= Aftermath (comics) =

American comic book imprint

Aftermath was a super hero comic book imprint published by Devil's Due Publishing. A brainchild of Josh Blaylock, the new imprint aimed to establish a new, accessible, continuity-free universe that could later be expanded into a series of multi-media franchises. The imprint drew inspirations from comic book superheroes, as well pulp fiction, various cult genres and modern-day pop culture.

Aftermath premiered in 2004 with four comic book titles (in order of debut): Defex, Breakdown, the Blade of Kumori, and Infantry. Each title was based on a concept conceived by Josh Blaylock, who provided the basic outline and the loose framework which connected those titles. Each creative team was given considerably leeway to develop those concepts as they saw fit. For the initial arc, the idea of the shared universe was deemphasized in favor of giving each title its own identity.

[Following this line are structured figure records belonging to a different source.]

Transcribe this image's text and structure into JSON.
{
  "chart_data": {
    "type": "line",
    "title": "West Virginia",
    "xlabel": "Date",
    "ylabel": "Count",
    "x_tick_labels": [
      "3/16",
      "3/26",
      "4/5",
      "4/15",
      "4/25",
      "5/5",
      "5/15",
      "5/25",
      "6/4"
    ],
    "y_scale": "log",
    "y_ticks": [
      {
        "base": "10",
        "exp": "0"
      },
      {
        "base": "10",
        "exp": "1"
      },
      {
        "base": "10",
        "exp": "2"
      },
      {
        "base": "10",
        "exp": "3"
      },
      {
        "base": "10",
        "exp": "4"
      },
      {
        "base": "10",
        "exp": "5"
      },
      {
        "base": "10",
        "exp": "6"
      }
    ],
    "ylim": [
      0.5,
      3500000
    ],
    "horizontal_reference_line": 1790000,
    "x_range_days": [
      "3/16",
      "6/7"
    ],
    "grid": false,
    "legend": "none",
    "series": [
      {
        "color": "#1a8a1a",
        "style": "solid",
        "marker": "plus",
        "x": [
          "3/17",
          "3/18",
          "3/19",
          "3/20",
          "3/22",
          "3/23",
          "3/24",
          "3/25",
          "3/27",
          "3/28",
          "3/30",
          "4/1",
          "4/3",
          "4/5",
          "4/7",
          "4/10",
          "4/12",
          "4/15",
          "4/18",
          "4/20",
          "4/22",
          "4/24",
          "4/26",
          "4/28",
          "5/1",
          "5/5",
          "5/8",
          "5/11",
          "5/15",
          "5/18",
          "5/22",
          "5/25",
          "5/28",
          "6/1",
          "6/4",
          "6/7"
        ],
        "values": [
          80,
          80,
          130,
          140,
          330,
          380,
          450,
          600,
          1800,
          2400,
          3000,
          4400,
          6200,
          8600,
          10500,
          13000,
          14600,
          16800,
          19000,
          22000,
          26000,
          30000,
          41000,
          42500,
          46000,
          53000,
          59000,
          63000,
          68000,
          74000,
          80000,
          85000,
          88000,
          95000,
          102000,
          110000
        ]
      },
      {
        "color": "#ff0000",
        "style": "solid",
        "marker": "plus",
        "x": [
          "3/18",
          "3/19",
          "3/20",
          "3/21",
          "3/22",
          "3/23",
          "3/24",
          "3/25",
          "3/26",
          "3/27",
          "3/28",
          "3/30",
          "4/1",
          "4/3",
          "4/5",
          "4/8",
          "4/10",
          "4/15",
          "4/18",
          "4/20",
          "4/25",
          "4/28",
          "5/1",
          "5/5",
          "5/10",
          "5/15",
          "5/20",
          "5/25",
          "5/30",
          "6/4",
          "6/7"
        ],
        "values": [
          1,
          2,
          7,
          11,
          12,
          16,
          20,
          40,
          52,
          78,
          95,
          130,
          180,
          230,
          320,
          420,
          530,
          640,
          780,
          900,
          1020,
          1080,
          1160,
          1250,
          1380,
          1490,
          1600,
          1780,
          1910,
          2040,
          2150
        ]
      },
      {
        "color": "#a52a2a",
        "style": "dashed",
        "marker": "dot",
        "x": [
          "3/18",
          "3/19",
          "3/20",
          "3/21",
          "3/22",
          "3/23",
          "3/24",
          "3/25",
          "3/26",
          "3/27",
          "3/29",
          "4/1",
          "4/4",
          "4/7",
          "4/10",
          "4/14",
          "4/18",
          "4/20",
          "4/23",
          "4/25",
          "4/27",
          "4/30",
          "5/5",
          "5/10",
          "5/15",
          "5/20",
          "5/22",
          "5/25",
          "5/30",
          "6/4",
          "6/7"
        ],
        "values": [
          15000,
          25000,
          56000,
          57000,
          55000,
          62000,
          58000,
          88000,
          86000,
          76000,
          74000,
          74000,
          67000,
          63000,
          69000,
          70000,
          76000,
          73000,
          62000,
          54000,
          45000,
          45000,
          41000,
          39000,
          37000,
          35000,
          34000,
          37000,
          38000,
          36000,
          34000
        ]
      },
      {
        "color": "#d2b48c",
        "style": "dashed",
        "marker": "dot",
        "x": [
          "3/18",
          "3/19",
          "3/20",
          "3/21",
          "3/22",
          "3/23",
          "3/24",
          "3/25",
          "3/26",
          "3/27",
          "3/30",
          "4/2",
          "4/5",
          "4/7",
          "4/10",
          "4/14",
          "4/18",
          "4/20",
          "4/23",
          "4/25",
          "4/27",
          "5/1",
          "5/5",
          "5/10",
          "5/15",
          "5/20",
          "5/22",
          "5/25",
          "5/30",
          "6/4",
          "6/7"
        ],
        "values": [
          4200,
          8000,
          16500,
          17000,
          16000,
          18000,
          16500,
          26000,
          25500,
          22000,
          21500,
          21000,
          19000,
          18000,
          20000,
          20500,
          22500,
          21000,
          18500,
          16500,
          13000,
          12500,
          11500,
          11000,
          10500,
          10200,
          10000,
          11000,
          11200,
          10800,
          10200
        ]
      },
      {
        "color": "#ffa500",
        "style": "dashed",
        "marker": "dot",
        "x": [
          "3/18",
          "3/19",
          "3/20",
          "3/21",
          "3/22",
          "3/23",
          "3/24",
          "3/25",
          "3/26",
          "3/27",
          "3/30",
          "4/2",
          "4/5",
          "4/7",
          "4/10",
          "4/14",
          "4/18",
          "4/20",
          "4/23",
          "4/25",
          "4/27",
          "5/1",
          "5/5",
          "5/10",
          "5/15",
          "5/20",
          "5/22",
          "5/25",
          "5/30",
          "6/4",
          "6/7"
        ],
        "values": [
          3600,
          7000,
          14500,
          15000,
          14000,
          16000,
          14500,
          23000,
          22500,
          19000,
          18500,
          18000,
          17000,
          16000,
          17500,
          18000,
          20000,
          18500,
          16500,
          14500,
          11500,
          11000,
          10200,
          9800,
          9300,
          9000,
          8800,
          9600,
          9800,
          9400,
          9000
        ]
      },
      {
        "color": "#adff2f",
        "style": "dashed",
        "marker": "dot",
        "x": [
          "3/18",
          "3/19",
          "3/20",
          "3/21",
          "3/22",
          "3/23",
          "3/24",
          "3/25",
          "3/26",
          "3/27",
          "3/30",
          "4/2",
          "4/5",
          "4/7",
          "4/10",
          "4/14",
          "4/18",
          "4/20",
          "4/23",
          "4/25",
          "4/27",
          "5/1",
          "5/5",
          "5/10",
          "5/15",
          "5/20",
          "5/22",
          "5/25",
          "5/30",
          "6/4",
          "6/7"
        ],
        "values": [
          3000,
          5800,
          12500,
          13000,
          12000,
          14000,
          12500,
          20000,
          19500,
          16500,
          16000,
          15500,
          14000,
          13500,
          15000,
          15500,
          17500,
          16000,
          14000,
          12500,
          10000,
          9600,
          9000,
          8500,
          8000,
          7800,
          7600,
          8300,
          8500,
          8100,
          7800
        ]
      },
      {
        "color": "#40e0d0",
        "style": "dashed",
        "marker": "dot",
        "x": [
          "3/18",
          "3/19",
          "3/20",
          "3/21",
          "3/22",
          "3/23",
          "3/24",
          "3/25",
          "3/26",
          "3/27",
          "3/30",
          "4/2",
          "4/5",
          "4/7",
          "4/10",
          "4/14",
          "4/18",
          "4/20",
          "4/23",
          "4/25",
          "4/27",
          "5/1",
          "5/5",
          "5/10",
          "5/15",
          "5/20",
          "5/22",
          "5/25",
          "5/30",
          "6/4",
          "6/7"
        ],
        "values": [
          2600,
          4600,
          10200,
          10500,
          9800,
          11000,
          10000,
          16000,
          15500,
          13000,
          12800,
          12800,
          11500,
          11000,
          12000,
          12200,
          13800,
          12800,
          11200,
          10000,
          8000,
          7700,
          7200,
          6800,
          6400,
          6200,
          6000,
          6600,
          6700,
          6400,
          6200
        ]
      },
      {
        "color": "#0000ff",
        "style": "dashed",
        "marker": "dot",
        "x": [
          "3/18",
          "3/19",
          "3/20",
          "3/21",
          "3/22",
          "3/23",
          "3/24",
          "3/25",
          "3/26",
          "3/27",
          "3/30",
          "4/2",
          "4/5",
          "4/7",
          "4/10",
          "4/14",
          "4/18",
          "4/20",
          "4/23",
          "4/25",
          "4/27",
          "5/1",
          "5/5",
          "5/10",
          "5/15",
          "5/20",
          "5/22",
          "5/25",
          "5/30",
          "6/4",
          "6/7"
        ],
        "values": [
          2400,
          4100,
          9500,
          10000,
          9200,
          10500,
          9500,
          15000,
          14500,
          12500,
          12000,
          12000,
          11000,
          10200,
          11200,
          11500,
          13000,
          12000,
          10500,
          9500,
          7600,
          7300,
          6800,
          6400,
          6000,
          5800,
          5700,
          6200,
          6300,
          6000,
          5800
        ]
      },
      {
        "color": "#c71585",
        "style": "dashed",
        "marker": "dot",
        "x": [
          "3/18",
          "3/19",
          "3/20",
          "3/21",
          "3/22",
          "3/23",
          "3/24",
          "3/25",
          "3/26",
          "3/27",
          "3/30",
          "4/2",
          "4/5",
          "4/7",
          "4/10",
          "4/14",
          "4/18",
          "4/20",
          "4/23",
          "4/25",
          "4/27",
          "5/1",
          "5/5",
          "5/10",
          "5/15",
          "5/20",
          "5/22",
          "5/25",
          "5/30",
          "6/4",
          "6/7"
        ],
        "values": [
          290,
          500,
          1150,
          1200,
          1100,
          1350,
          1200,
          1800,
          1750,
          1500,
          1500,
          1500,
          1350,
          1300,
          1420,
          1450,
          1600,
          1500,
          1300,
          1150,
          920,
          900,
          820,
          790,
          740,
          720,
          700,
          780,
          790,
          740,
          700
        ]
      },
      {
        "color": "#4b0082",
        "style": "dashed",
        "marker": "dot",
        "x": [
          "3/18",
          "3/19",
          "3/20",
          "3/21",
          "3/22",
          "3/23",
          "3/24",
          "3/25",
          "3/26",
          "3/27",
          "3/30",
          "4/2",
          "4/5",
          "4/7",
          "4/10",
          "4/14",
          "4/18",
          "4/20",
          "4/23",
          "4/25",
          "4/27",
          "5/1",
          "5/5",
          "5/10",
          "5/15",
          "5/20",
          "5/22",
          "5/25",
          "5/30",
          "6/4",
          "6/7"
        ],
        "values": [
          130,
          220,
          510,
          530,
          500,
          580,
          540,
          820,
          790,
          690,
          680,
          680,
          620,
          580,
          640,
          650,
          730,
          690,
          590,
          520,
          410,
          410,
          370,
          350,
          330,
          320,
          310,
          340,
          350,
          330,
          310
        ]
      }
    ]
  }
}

By spring 2005, it became clear that sales were not large enough to support the line. Josh Blaylock canceled all titles with the intention of relaunching Aftermath Universe as a single title that would involve characters from all prior titles and introduce new characters (in essence, an imprint-wide crossover). However, after looking at sales figures, Devil Due's staff came to the conclusion that any attempt to revive the line would not be financially viable. As of this writing, there has been no effort to revive the Aftermath Universe.

Due to the abruptness of the initial cancellation, only Defex and Breakdown were able to finish their initial story arc. Blade of Kumori and Infantry were cancelled after five and four issues, respectively.